Experimental Results and Key Findings
Six state-of-the-art LLMs were evaluated (GPT-4o, Claude-Sonnet-4, Gemini-2.5-Flash, DeepSeek-V3, Qwen3-235B-A22B, Qwen2.5-Coder-7B-Instruct). Pass@1 scores are consistently low across models and complexity levels—best average Pass@1 is 19.39%. Performance drops sharply with increasing repository size (Pass@1 > 40% for <500 LOC, <15% for >2000 LOC). Execution and completion rates are higher, but the quality of generated modules is hampered by frequent grammar and logical errors.
Holistic generation performs best on small repositories, while incremental strategies outperform others for larger, complex repositories, corroborating limitations of LLMs in maintaining coherence over long contexts. RAG yields inferior results, likely due to input length challenges and LLM tendency to merge module boundaries erroneously.
Ablation studies establish unequivocally that class diagram detail is crucial; removing it causes dramatic drops in functionally correct synthesis and execution rates. High-level architectural guidance alone is insufficient.
The predominant runtime error types in output are AssertionError (54.3%) and TypeError (14.3%), comprising 68.6% of total failures (Figure 5), primarily symptomatic of logical and interface mismatches.

Figure 6: Examples of module deficiency and redundancy in generated outputs.
Figure 7: Instances of incorrect attribute usage—a primary source of execution failure.
Figure 5: Distribution of error types for generated RealBench outputs evaluated by Pass@1 metrics.
Implications and Prospects
The empirical findings demonstrate that current LLMs, even top-tier ones, are fundamentally limited in producing repo-level code congruent with industry-standard design artifacts and requirements. The performance gap between function-level and repo-level tasks reaffirms that benchmarks relying solely on raw requirements overestimate LLMs’ true impact in automating enterprise software development.
Practically, RealBench provides a foundation for driving further research on LLM code synthesis, robust architectural guidance parsing, and advanced prompting strategies. Theoretical implications encompass more precise modeling of dependency relations and interface compliance, with future development likely oriented toward hybrid approaches combining structured symbolic reasoning and LLM sequence modeling.

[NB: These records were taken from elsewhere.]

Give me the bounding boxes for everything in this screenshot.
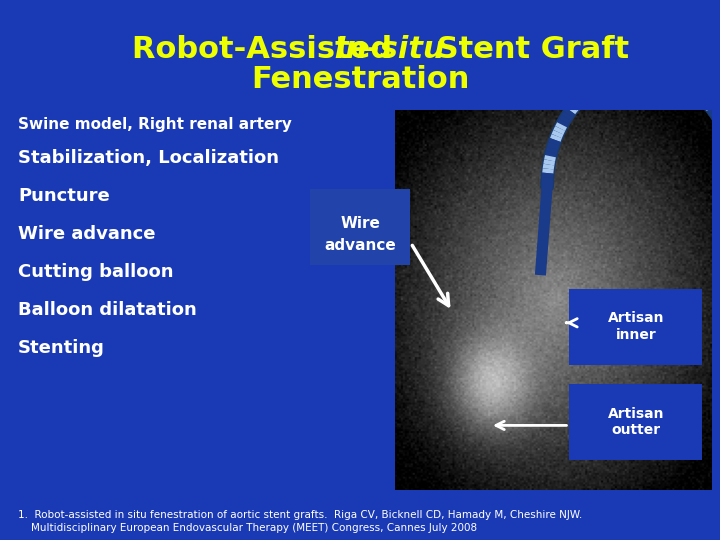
Text: Puncture: Puncture <box>18 187 109 205</box>
Text: advance: advance <box>324 238 396 253</box>
Text: Multidisciplinary European Endovascular Therapy (MEET) Congress, Cannes July 200: Multidisciplinary European Endovascular … <box>18 523 477 533</box>
Text: Artisan
outter: Artisan outter <box>608 407 664 437</box>
Text: Balloon dilatation: Balloon dilatation <box>18 301 197 319</box>
Text: 1.  Robot-assisted in situ fenestration of aortic stent grafts.  Riga CV, Bickne: 1. Robot-assisted in situ fenestration o… <box>18 510 582 520</box>
Text: Fenestration: Fenestration <box>251 65 469 94</box>
Text: Stent Graft: Stent Graft <box>426 36 629 64</box>
Text: Stabilization, Localization: Stabilization, Localization <box>18 149 279 167</box>
Text: Wire: Wire <box>340 215 380 231</box>
Text: Robot-Assisted: Robot-Assisted <box>132 36 403 64</box>
Text: Wire advance: Wire advance <box>18 225 156 243</box>
Text: In-situ: In-situ <box>335 36 446 64</box>
FancyBboxPatch shape <box>570 288 703 364</box>
Text: Artisan
inner: Artisan inner <box>608 312 664 342</box>
Text: Swine model, Right renal artery: Swine model, Right renal artery <box>18 118 292 132</box>
Text: Cutting balloon: Cutting balloon <box>18 263 174 281</box>
FancyBboxPatch shape <box>570 383 703 460</box>
Text: Stenting: Stenting <box>18 339 105 357</box>
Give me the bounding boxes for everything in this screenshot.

The benchmark’s attention to data contamination and stratification by domain and size sets a precedent for future evaluation frameworks.
Conclusion
RealBench advances the state of code generation benchmarking by rigorously reflecting real-world repositories, complete system designs, and multifaceted evaluation metrics. The results indicate tangible limitations in current LLM architectures for automating repository-scale programming from structured specifications. The benchmark thus establishes a critical platform for research toward closing the practical deployment gap in AI-assisted software engineering.